# Chern-Simons, General relativity, and notations

Consider the Einstein-Maxwell-dilaton theory with an additional Chern-Simons term as in this paper

$$$$S = \int d^4 \sqrt{-g} \left[ \frac{1}{2} R - \frac{1}{2} (\partial\varphi)^2 - \frac{\tau(\varphi)}{4} F^2 - V(\varphi) \right] -\frac{1}{2} \int \theta(\varphi) F\wedge F.$$$$ with $$F=d A$$ being the field strength.
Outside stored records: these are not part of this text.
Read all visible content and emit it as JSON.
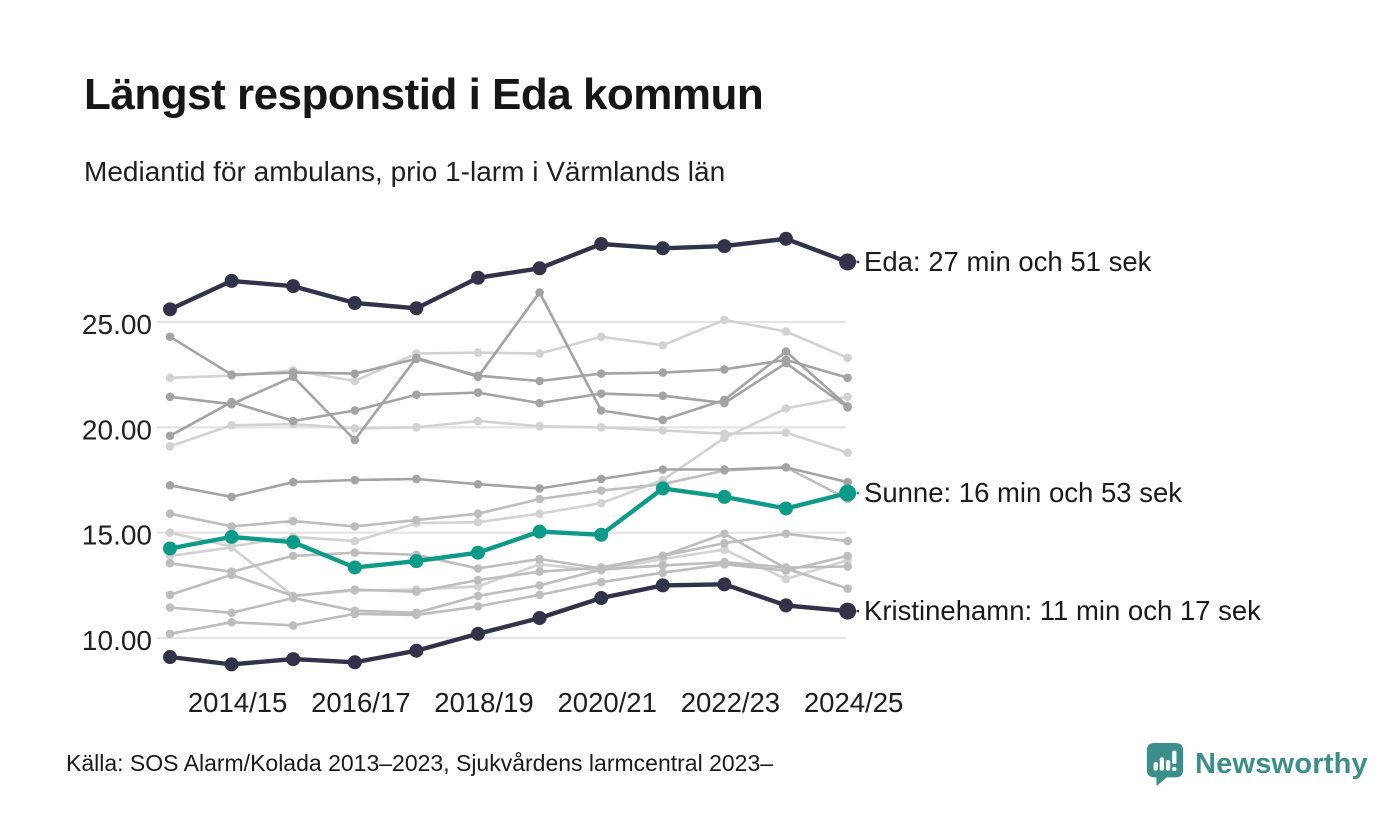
{
  "header": {
    "title": "Längst responstid i Eda kommun",
    "subtitle": "Mediantid för ambulans, prio 1-larm i Värmlands län"
  },
  "source": "Källa: SOS Alarm/Kolada 2013–2023, Sjukvårdens larmcentral 2023–",
  "logo": {
    "brand": "Newsworthy",
    "icon": "speech-bubble-bar-chart-icon",
    "color": "#3b8e8a"
  },
  "chart_data": {
    "type": "line",
    "title": "Längst responstid i Eda kommun",
    "subtitle": "Mediantid för ambulans, prio 1-larm i Värmlands län",
    "unit": "minuter",
    "x": [
      "2013/14",
      "2014/15",
      "2015/16",
      "2016/17",
      "2017/18",
      "2018/19",
      "2019/20",
      "2020/21",
      "2021/22",
      "2022/23",
      "2023/24",
      "2024/25"
    ],
    "x_tick_labels": [
      "2014/15",
      "2016/17",
      "2018/19",
      "2020/21",
      "2022/23",
      "2024/25"
    ],
    "x_tick_indices": [
      1,
      3,
      5,
      7,
      9,
      11
    ],
    "y_ticks": [
      25,
      20,
      15,
      10
    ],
    "y_tick_labels": [
      "25.00",
      "20.00",
      "15.00",
      "10.00"
    ],
    "ylim": [
      8.2,
      29.8
    ],
    "grid": "horizontal-only",
    "legend": "direct-labels-right",
    "palette": {
      "highlight_dark": "#32324a",
      "highlight_teal": "#0d9b89",
      "gray_med": "#a3a3a3",
      "gray_light": "#bdbdbd",
      "gray_xlight": "#d2d2d2",
      "gridline": "#e4e4e4",
      "annotation_text": "#1a1a1a"
    },
    "series": [
      {
        "id": "bg-1",
        "role": "background",
        "shade": "med",
        "values": [
          24.3,
          22.5,
          22.6,
          22.55,
          23.25,
          22.45,
          22.2,
          22.55,
          22.6,
          22.75,
          23.2,
          22.35
        ]
      },
      {
        "id": "bg-2",
        "role": "background",
        "shade": "med",
        "values": [
          21.45,
          21.1,
          22.4,
          19.4,
          23.3,
          22.4,
          26.4,
          20.8,
          20.35,
          21.3,
          23.6,
          21.0
        ]
      },
      {
        "id": "bg-3",
        "role": "background",
        "shade": "med",
        "values": [
          19.6,
          21.2,
          20.3,
          20.8,
          21.55,
          21.65,
          21.15,
          21.6,
          21.5,
          21.15,
          23.05,
          20.95
        ]
      },
      {
        "id": "bg-4",
        "role": "background",
        "shade": "xlight",
        "values": [
          22.35,
          22.45,
          22.7,
          22.2,
          23.5,
          23.55,
          23.5,
          24.3,
          23.9,
          25.1,
          24.55,
          23.3
        ]
      },
      {
        "id": "bg-5",
        "role": "background",
        "shade": "xlight",
        "values": [
          19.1,
          20.1,
          20.15,
          19.95,
          20.0,
          20.3,
          20.05,
          20.0,
          19.85,
          19.7,
          19.75,
          18.8
        ]
      },
      {
        "id": "bg-6",
        "role": "background",
        "shade": "med",
        "values": [
          17.25,
          16.7,
          17.4,
          17.5,
          17.55,
          17.3,
          17.1,
          17.55,
          18.0,
          18.0,
          18.1,
          17.4
        ]
      },
      {
        "id": "bg-7",
        "role": "background",
        "shade": "light",
        "values": [
          15.9,
          15.3,
          15.55,
          15.3,
          15.6,
          15.9,
          16.6,
          17.0,
          17.3,
          17.95,
          18.1,
          16.6
        ]
      },
      {
        "id": "bg-8",
        "role": "background",
        "shade": "xlight",
        "values": [
          15.0,
          14.35,
          14.8,
          14.6,
          15.45,
          15.5,
          15.9,
          16.4,
          17.5,
          19.5,
          20.9,
          21.45
        ]
      },
      {
        "id": "bg-9",
        "role": "background",
        "shade": "light",
        "values": [
          13.55,
          13.15,
          13.9,
          14.05,
          13.95,
          13.3,
          13.75,
          13.3,
          13.9,
          14.95,
          13.3,
          12.35
        ]
      },
      {
        "id": "bg-10",
        "role": "background",
        "shade": "light",
        "values": [
          12.05,
          13.0,
          12.0,
          12.3,
          12.2,
          12.75,
          13.15,
          13.35,
          13.9,
          14.5,
          14.95,
          14.6
        ]
      },
      {
        "id": "bg-11",
        "role": "background",
        "shade": "light",
        "values": [
          11.45,
          11.2,
          11.9,
          11.3,
          11.2,
          12.0,
          12.5,
          13.25,
          13.45,
          13.6,
          13.35,
          13.4
        ]
      },
      {
        "id": "bg-12",
        "role": "background",
        "shade": "light",
        "values": [
          10.2,
          10.75,
          10.6,
          11.15,
          11.1,
          11.5,
          12.05,
          12.65,
          13.1,
          13.5,
          13.2,
          13.9
        ]
      },
      {
        "id": "bg-13",
        "role": "background",
        "shade": "xlight",
        "values": [
          13.9,
          14.3,
          12.0,
          12.25,
          12.3,
          12.45,
          13.5,
          13.2,
          13.75,
          14.2,
          12.8,
          13.7
        ]
      },
      {
        "id": "eda",
        "name": "Eda",
        "role": "highlight",
        "color": "dark",
        "label": "Eda: 27 min och 51 sek",
        "end_value": "27 min och 51 sek",
        "values": [
          25.6,
          26.95,
          26.7,
          25.9,
          25.65,
          27.1,
          27.55,
          28.7,
          28.5,
          28.6,
          28.95,
          27.85
        ]
      },
      {
        "id": "sunne",
        "name": "Sunne",
        "role": "highlight",
        "color": "teal",
        "label": "Sunne: 16 min och 53 sek",
        "end_value": "16 min och 53 sek",
        "values": [
          14.25,
          14.8,
          14.55,
          13.35,
          13.65,
          14.05,
          15.05,
          14.9,
          17.1,
          16.7,
          16.15,
          16.88
        ]
      },
      {
        "id": "kristinehamn",
        "name": "Kristinehamn",
        "role": "highlight",
        "color": "dark",
        "label": "Kristinehamn: 11 min och 17 sek",
        "end_value": "11 min och 17 sek",
        "values": [
          9.1,
          8.75,
          9.0,
          8.85,
          9.4,
          10.2,
          10.95,
          11.9,
          12.5,
          12.55,
          11.55,
          11.28
        ]
      }
    ]
  }
}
Take for example the gauge equations:

$$$$d(\tau\star F + \theta F) =0.$$$$

I have two questions coming from my ignorance on the topic:

1. What does the operation $$\wedge$$ mean and what is the explicit expression for $$F \wedge F$$?
2. What does the operation $$\star$$ mean and what is the explicit expression for $$\tau\star F$$?

The $$\wedge$$ in $$F\wedge F$$ is the wedge product of two copies of the curvature 2-form $$F= \frac 12 F_{\mu\nu} dx^\mu \wedge dx^\nu=dA.$$ where $$A= A_\mu dx^\mu$$ and $$dA= d(A_\nu dx^\nu ) = (\partial_\mu A_\nu) dx^\mu\wedge dx^\nu= \frac 12 (\partial_\mu A_\nu-\partial_\nu A_\mu) dx^\mu\wedge dx^\nu.$$ Thus $$F\wedge F= \frac 14 F_{\mu\nu}F_{\rho\sigma}dx^\mu \wedge dx^\nu \wedge dx^\rho\wedge dx^\sigma = \frac 14 \epsilon^{\mu\nu\rho\sigma} F_{\mu\nu}F_{\rho\sigma}d^4x$$
The $$\star$$ is the Hodge star dual and $$\tau$$ is just multiplication by the function $$\tau(\phi)$$.